1954

Le journaliste catholique

Professeur de dogme à Lormoy dès son ordination (1934), il enseigne une ecclésiologie très ouverte. Nommé à la BONNE PRESSE, il succède en 1949 au P. MERKLEN comme rédacteur en chef de LA CROIX. En 1957, il est secrétaire général de l'Union Internationale de la Presse Catholique. On lui doit une réflexion approfondie sur la presse catholique et sa mission " prophétique ".

… La presse catholique doit être fidèle à sa vocation ; donc, elle doit en prendre les moyens. Or, le moyen le plus simple, mais celui auquel on pense parfois en dernier lieu, c'est qu'elle soit d'abord une vraie presse, qu'elle se soumette aux exigences fondamentales du genre.

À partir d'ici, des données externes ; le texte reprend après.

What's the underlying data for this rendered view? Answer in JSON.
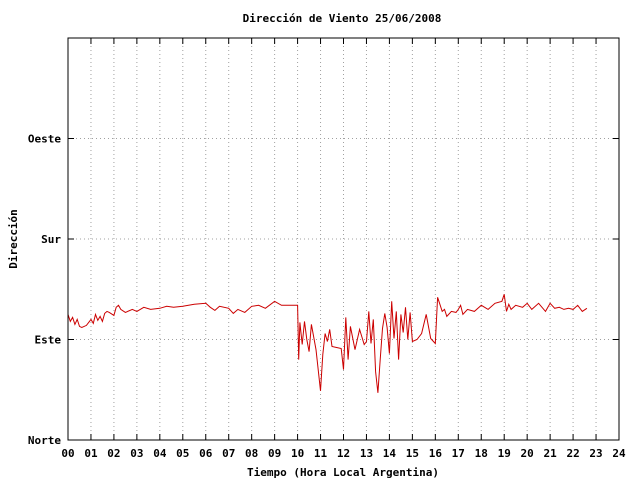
{
  "chart_data": {
    "type": "line",
    "title": "Dirección de Viento 25/06/2008",
    "xlabel": "Tiempo (Hora Local Argentina)",
    "ylabel": "Dirección",
    "xlim": [
      0,
      24
    ],
    "ylim": [
      0,
      400
    ],
    "grid": true,
    "x_ticks": [
      {
        "value": 0,
        "label": "00"
      },
      {
        "value": 1,
        "label": "01"
      },
      {
        "value": 2,
        "label": "02"
      },
      {
        "value": 3,
        "label": "03"
      },
      {
        "value": 4,
        "label": "04"
      },
      {
        "value": 5,
        "label": "05"
      },
      {
        "value": 6,
        "label": "06"
      },
      {
        "value": 7,
        "label": "07"
      },
      {
        "value": 8,
        "label": "08"
      },
      {
        "value": 9,
        "label": "09"
      },
      {
        "value": 10,
        "label": "10"
      },
      {
        "value": 11,
        "label": "11"
      },
      {
        "value": 12,
        "label": "12"
      },
      {
        "value": 13,
        "label": "13"
      },
      {
        "value": 14,
        "label": "14"
      },
      {
        "value": 15,
        "label": "15"
      },
      {
        "value": 16,
        "label": "16"
      },
      {
        "value": 17,
        "label": "17"
      },
      {
        "value": 18,
        "label": "18"
      },
      {
        "value": 19,
        "label": "19"
      },
      {
        "value": 20,
        "label": "20"
      },
      {
        "value": 21,
        "label": "21"
      },
      {
        "value": 22,
        "label": "22"
      },
      {
        "value": 23,
        "label": "23"
      },
      {
        "value": 24,
        "label": "24"
      }
    ],
    "y_ticks": [
      {
        "value": 0,
        "label": "Norte"
      },
      {
        "value": 100,
        "label": "Este"
      },
      {
        "value": 200,
        "label": "Sur"
      },
      {
        "value": 300,
        "label": "Oeste"
      }
    ],
    "series": [
      {
        "color": "#cc0000",
        "x": [
          0.0,
          0.1,
          0.2,
          0.3,
          0.4,
          0.5,
          0.6,
          0.8,
          1.0,
          1.1,
          1.2,
          1.3,
          1.4,
          1.5,
          1.6,
          1.7,
          1.8,
          2.0,
          2.1,
          2.2,
          2.3,
          2.5,
          2.8,
          3.0,
          3.3,
          3.6,
          4.0,
          4.3,
          4.6,
          5.0,
          5.5,
          6.0,
          6.2,
          6.4,
          6.6,
          7.0,
          7.2,
          7.4,
          7.7,
          8.0,
          8.3,
          8.6,
          9.0,
          9.3,
          9.6,
          10.0,
          10.05,
          10.1,
          10.2,
          10.3,
          10.4,
          10.5,
          10.6,
          10.8,
          11.0,
          11.1,
          11.2,
          11.3,
          11.4,
          11.5,
          11.7,
          11.9,
          12.0,
          12.1,
          12.2,
          12.3,
          12.5,
          12.7,
          12.9,
          13.0,
          13.1,
          13.2,
          13.3,
          13.4,
          13.5,
          13.6,
          13.7,
          13.8,
          13.9,
          14.0,
          14.1,
          14.2,
          14.3,
          14.4,
          14.5,
          14.6,
          14.7,
          14.8,
          14.9,
          15.0,
          15.2,
          15.4,
          15.6,
          15.8,
          16.0,
          16.1,
          16.2,
          16.3,
          16.4,
          16.5,
          16.7,
          16.9,
          17.0,
          17.1,
          17.2,
          17.4,
          17.7,
          18.0,
          18.3,
          18.6,
          18.9,
          19.0,
          19.1,
          19.2,
          19.3,
          19.5,
          19.8,
          20.0,
          20.2,
          20.5,
          20.8,
          21.0,
          21.2,
          21.4,
          21.6,
          21.8,
          22.0,
          22.2,
          22.4,
          22.6
        ],
        "y": [
          125,
          118,
          122,
          115,
          120,
          113,
          112,
          114,
          120,
          116,
          125,
          119,
          123,
          118,
          126,
          128,
          127,
          124,
          132,
          134,
          130,
          127,
          130,
          128,
          132,
          130,
          131,
          133,
          132,
          133,
          135,
          136,
          132,
          129,
          133,
          131,
          126,
          130,
          127,
          133,
          134,
          131,
          138,
          134,
          134,
          134,
          80,
          117,
          95,
          118,
          100,
          88,
          115,
          90,
          49,
          85,
          106,
          98,
          110,
          93,
          92,
          91,
          70,
          122,
          80,
          113,
          90,
          110,
          95,
          98,
          128,
          96,
          120,
          68,
          47,
          80,
          111,
          126,
          112,
          86,
          138,
          101,
          128,
          80,
          125,
          107,
          132,
          100,
          127,
          98,
          100,
          106,
          125,
          101,
          96,
          142,
          135,
          128,
          130,
          123,
          128,
          127,
          130,
          134,
          125,
          130,
          128,
          134,
          130,
          136,
          138,
          145,
          128,
          135,
          130,
          134,
          132,
          136,
          130,
          136,
          128,
          136,
          131,
          132,
          130,
          131,
          130,
          134,
          128,
          131
        ]
      }
    ]
  }
}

Il n'est pas inutile de dire que tout ce qui s'imprime n'est pas nécessairement de la presse ou, pour être plus exact, plus nuancé, n'est pas nécessairement du journalisme et encore moins du vrai journalisme. Ce qui caractérise le journalisme, qu'il soit quotidien ou hebdomadaire, c'est l'événement, le fait qui survient au jour le jour : c'est sa loi en même temps que la condition de son succès de ne pas s'évader de cet événement du jour. Le journal doit le relater, l'expliquer, le commenter. Et quand il semble prendre à l'égard de cet événement un peu de recul, c'est encore pour le mieux pénétrer et en souligner l'actualité.

Un journal catholique doit être un journal d'universelle information. Si on ne comprend pas cette exigence et si on n'accepte pas de s'y soumettre, il vaut mieux consacrer ses soins, son temps et son argent à autre chose qu'à une œuvre vouée par avance à l'échec.

Notre rôle n'est pas, pour l'ordinaire, de présenter la doctrine en elle-même, de publier en sa formulation abstraite le message évangélique : nous ne sommes ni la chaire de vérité, ni une revue théologique, ni un bulletin paroissial. Cela ne veut pas dire que nous ayons le droit de négliger les principes ; nous avons bien plus le devoir de nous considérer comme étant au service non seulement des faits, mais encore de la vérité et tout particulièrement de la vérité évangélique et du magistère chargé de rappeler cette vérité et de l'appliquer. Mais il ne s'agit pas pour le journaliste de proclamer la vérité en elle-même, dans l'absolu de son essence métaphysique, mais bien plutôt de découvrir et de faire découvrir la vérité dans son incidence, dans son éclatement sous nos yeux au milieu des passions qu'elle engage et contredit. C'est par les faits et à l'occasion des faits, de toute l'actualité, profane ou religieuse, dans tout ce qui arrive chaque jour : une guerre, une grève, un élan d'apostolat missionnaire, une rencontre de premiers ministres, une réforme de structures, un congrès politique, une compétition sportive, un convoi de réfugiés, une découverte scientifique, que le journaliste fera passer le message. C'est dans cette histoire concrète, à travers elle et par elle aussi que se réalise le salut du monde : les hommes ne se sauvent pas hors de l'histoire ; l'Eglise n'accomplit pas son œuvre en marge de l'histoire, et la grâce parvient aussi aux âmes par cet universel " sacrement " qu'est l'histoire. C'est sur le front entier de l'humanité que se joue le mystère du salut chrétien.

Un journaliste catholique ne peut donc ni négliger aucun fait ni délaisser aucune question et si, par mesure de rétorsion contre la presse neutre qui systématiquement passe sous silence le fait chrétien ou le profane en le vidant de sa substance, il négligeait l'événement ou ce que nous appelons l'actualité, et s'il n'était pas solidaire de toute justice et de toute vérité, s'il ne s'intéressait pas à tous les hommes et à tous leurs problèmes, il manquerait à sa vocation. En toute cette actualité, simple ou tragique, et en tous ces faits terriblement quotidiens, il reconnaît la trace de Dieu et le Sang du Christ.

Si donc le journaliste fait correctement son métier, il est l'informateur précieux qui, par l'exacte connaissance des faits, permettra plus facilement de situer une pastorale, un enseignements et un apostolat. Le réalisme est condition de fécondité.

P. Emile GABEL
Souhaits de bienvenue au
4e Congrès International de la Presse Catholique - 3-7 mai 1954.